The output of the alert or paasta status
looks something like this:
Smartstack:
region1 - Healthy - in haproxy with (3/3) total backends UP in this namespace.
region2 - Warning - in haproxy with (2/3) total backends UP in this namespace.
Assuming a threshold of 50%, an alert would not be sent to the team in this case.
Even if some habitats do not have tasks for this service, discover: region
ensures that clients can be satisfied by tasks in the same region if not by
tasks in the same habitat.
The Relationship Between Nerve “namespaces” and PaaSTA “instances”
Example: One-to-one Mapping
SmartStack’s Nerve component can be configured to advertise different components of the same service on different ports. In PaaSTA we call these “Nerve namespaces”. Here is an example of a service with two namespaces:
#smartstack.yaml
main:
proxy_port: 20001
api:
proxy_port: 20002
The corresponding Marathon configuration in PaaSTA might look like this:
#marathon.yaml
main:
instances: 10
cmd: myserver.py
api:
instances: 3
cmd: apiserver.py
In this way, a service can provide two different “modes”, while using the same codebases. Here there is a one-to-one mapping between the “Nerve namespaces” and the “PaaSTA instances”. By default the PaaSTA will advertise a service under the Nerve namespace with the same name as the instance.
Example: Canary
However, there are situations where you would like to pool instances together under the same Nerve namespace.

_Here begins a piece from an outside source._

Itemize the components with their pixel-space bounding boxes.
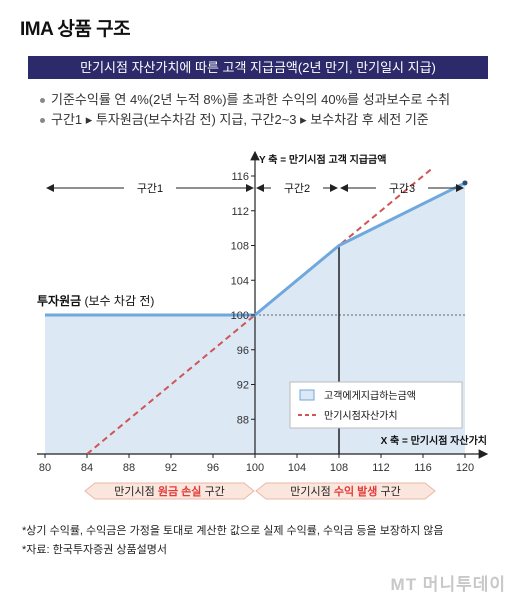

Consider this example:
#smartstack.yaml
main:
proxy_port: 20001
#marathon.yaml
main:
instances: 10
cmd: myserver.py
canary:
instances: 1
registrations: ['service.main']
cmd: myserver.py --experiment
With this example, the canary
instance gets advertised under the main
Nerve
namespace, which gives an effective pool of 11 instances listening behind port 20001.
This allows the canary instance, which may be configured differently than the main instance, to participate in the normal “main” pool.
Example: Sharding
Sharding is another use case for using alternative namespaces:
#smartstack.yaml
main:
proxy_port: 20001
#marathon.yaml
shard1:
instances: 10
registrations: ['service.main']
shard2:
instances: 10
registrations: ['service.main']
shard3:
instances: 10
registrations: ['service.main']
These shards all end up being load-balanced in the same “main” pool. More complex YAML definitions can take advantage of YAML’s anchors and references to reduce duplication.
Addendum: Non-Smartstack Monitoring
If a service is not in SmartStack, then our monitoring requirements are greatly simplified. PaaSTA simply looks at the number of tasks that are running and compares it to the requested task count. If the running task count is under the configured percentage threshold (defaults to 50%) then an alert will be sent. No consideration for the distribution of the tasks among latency zones (habitats, regions, etc) is taken into account.